Em São José dos Campos, um projeto tem buscado reaproximar os moradores desse espaço. Os Passeios Ecológicos do Urbanova, bairro na zona oeste da cidade, têm usado a navegação para apresentar o rio às pessoas e explicar a fauna e flora dentro e fora de suas margens.
Os passeios custam entre R$ 50 (meia-entrada) e R$ 100 por pessoa e são realizados poucas vezes ao ano, por isso, se você tem vontade de se aventurar no Paraíba, é importante acompanhar a agenda, divulgada pelas redes sociais (@passeioecologicourbanova) — confira a agenda de 2026 mais abaixo.
É uma atividade que testa a coordenação dos aventureiros, selecionados em duplas (ou sozinhos, caso o número de participantes seja ímpar) e faz com que aprendam do zero e na prática como remar, caso não tenham tido essa experiência anteriormente.
Realizado pela empresa Espaço Acqua Eventos, o projeto é coordenado pelo canoísta Pedro Oliva, ex-recordista mundial de salto em cachoeira, que atua na condução técnica das atividades. A operação inclui definição prévia de rotas, divisão por modalidade e acompanhamento durante os percursos.
“Nosso principal objetivo é que os passeios se consolidem como uma iniciativa permanente de reconexão da população com o rio. Queremos contribuir para criar uma cultura regional de valorização do Paraíba do Sul, aliando ecoturismo, educação ambiental, esporte, lazer e desenvolvimento local”, afirma o atleta.
Navegando pelo Rio Paraíba
Antes de entrar no rio, são dadas instruções em terra, porém nenhuma forma de aprendizado é melhor do que a prática. Na pior das hipóteses, a dupla ficará rodando até pegar o jeito de sincronizar a remada.
Os participantes se reúnem em diferentes pontos do Urbanova e vão juntos até a zona de mata, onde passam por explicações sobre o ciclo da água, áreas de preservação e os impactos do desmatamento nas margens. Por fim, o passeio começa depois que os participantes escolhem como vão percorrer o rio: barco motorizado ou caiaque.

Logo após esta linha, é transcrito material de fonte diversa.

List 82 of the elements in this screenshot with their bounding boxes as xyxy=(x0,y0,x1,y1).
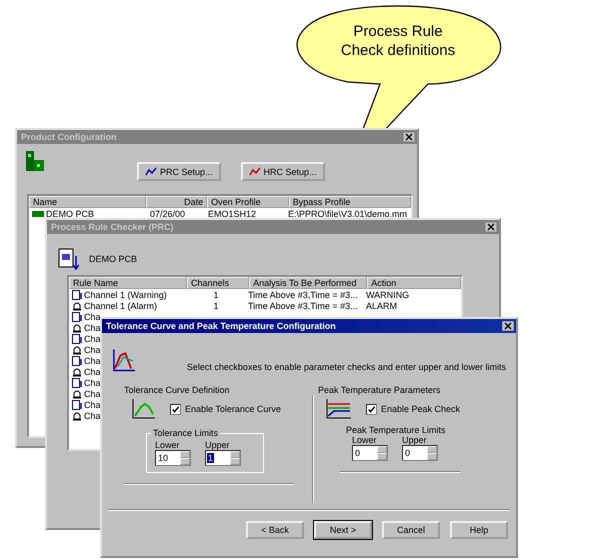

A partida acontece no ponto de deságua do córrego Vidoca com o Rio Paraíba do Sul, próximo à estação da Sabesp, onde a natureza rouba a cena. É possível observar diversos tipos de aves, como colhereiros, garças, patos selvagens, tucanos e outros animais, como macacos-muriqui, quatis, capivaras e até mesmo jacarés-do-papo-amarelo.
Toda essa diversidade já foi registrada pelo fotografo joseense Ricardo Martins, que navegou pelo projeto e fez as fotos que são exibidas no ponto de retiradas dos caiaques.
Trajeto
O público navega por um trajeto de aproximadamente 2,6 km até uma área onde se pode ver a região central de São José dos Campos, e se forçar o olho, identificar a ponta da Igreja Matriz.

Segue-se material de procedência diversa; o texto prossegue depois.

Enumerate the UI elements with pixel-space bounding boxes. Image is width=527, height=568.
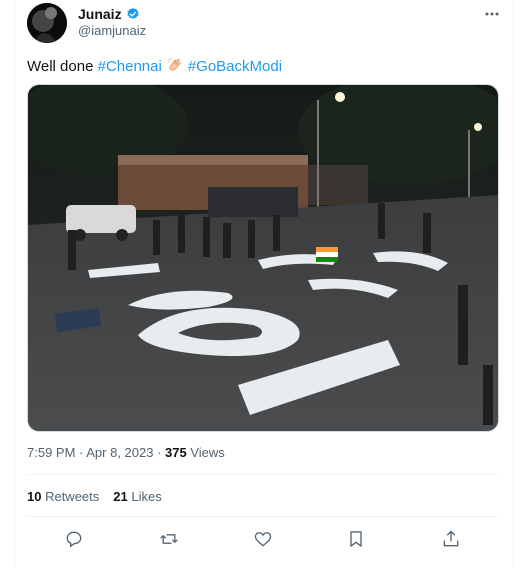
author-row: Junaiz — [78, 6, 140, 22]
hashtag-chennai[interactable]: #Chennai — [98, 58, 162, 75]
views-count: 375 — [165, 445, 187, 460]
author-handle[interactable]: @iamjunaiz — [78, 23, 146, 38]
retweets-count: 10 — [27, 489, 42, 504]
tweet-date[interactable]: Apr 8, 2023 — [86, 445, 153, 460]
street-photo — [28, 85, 498, 431]
divider — [27, 516, 497, 517]
likes-stat[interactable]: 21 Likes — [113, 489, 161, 504]
clapping-hands-icon — [167, 57, 181, 71]
likes-count: 21 — [113, 489, 128, 504]
likes-label: Likes — [127, 489, 162, 504]
tweet-card: Junaiz @iamjunaiz Well done #Chennai #Go… — [0, 0, 527, 568]
retweets-stat[interactable]: 10 Retweets — [27, 489, 99, 504]
share-icon[interactable] — [441, 529, 461, 549]
retweets-label: Retweets — [41, 489, 100, 504]
reply-icon[interactable] — [64, 529, 84, 549]
meta-separator: · — [153, 445, 166, 460]
avatar[interactable] — [27, 3, 67, 43]
divider — [27, 474, 497, 475]
verified-badge-icon — [126, 7, 139, 19]
hashtag-gobackmodi[interactable]: #GoBackModi — [188, 58, 282, 75]
meta-separator: · — [75, 445, 87, 460]
tweet-time[interactable]: 7:59 PM — [27, 445, 75, 460]
author-name[interactable]: Junaiz — [78, 6, 122, 22]
tweet-text-start: Well done — [27, 58, 98, 75]
tweet-photo[interactable] — [27, 84, 499, 432]
views-label: Views — [186, 445, 225, 460]
tweet-meta: 7:59 PM · Apr 8, 2023 · 375 Views — [27, 445, 225, 460]
like-icon[interactable] — [253, 529, 273, 549]
more-options-icon[interactable] — [484, 6, 500, 22]
avatar-image — [27, 3, 67, 43]
tweet-stats: 10 Retweets 21 Likes — [27, 489, 162, 504]
tweet-text: Well done #Chennai #GoBackModi — [27, 56, 282, 77]
bookmark-icon[interactable] — [346, 529, 366, 549]
action-bar — [27, 527, 497, 553]
retweet-icon[interactable] — [159, 529, 179, 549]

Como o rio só segue para o Norte, e não há uma faixa de retorno, na volta, os aventureiros partem em uma jornada de 1,2 km a pé. O caminho não é extremamente difícil ou cansativo, mas possui trechos de terra úmida que facilitam um “tropicão”. Definitivamente, não é para amadores.
Também por conta do caminho barrento até a zona inicial do percurso, não é recomendado o uso de um tênis novo, chinelo ou algo que não possa sair com a aparência mais “desgastada”. E é altamente recomendado o uso de protetor solar, repelente e um boné (que possa acabar molhando no trajeto)

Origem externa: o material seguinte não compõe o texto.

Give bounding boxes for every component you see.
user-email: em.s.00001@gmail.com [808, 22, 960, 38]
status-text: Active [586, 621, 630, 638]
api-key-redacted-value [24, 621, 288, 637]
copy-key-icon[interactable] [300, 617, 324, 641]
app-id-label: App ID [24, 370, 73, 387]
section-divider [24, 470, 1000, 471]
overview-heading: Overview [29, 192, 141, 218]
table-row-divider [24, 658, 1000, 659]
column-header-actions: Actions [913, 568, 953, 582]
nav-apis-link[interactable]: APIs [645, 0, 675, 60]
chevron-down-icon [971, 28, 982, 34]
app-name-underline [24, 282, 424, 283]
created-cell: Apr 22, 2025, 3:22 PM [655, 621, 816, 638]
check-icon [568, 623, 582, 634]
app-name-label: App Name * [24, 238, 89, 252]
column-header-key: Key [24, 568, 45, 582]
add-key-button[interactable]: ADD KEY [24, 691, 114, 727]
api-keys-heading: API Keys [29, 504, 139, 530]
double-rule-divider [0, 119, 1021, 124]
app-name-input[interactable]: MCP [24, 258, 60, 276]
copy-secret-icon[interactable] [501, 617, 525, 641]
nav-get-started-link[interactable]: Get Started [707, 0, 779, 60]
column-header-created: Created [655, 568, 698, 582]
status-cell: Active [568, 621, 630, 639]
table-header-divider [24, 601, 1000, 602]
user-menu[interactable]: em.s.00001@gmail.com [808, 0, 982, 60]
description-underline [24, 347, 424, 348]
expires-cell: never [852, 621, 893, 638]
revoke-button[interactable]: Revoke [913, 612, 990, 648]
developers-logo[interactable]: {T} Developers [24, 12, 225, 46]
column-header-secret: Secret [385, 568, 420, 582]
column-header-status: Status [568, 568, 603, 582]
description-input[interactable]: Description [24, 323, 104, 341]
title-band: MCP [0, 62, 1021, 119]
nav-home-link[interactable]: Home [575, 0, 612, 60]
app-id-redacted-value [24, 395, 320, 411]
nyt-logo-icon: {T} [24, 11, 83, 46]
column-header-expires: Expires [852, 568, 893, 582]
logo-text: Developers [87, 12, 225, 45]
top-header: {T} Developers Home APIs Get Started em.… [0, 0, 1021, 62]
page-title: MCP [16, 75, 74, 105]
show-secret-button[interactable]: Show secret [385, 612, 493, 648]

Agenda de passeios em 2026
No ano passado, mais de 800 pessoas participaram das atividades. Para 2026, estão previstas mais cinco edições ao longo do ano, sempre aos finais de semana:
- 16 e 17 de maio
- 23 e 24 de maio
- 26 e 27 de setembro
- 3 de outubro
- 5 e 6 de dezembro
Segundo a organização, os grupos têm número limitado de participantes por edição. A medida busca manter o controle da operação e evitar impactos ambientais durante as atividades. Quando há maior procura, novas datas são abertas. Também há possibilidade de agendamento para grupos fechados.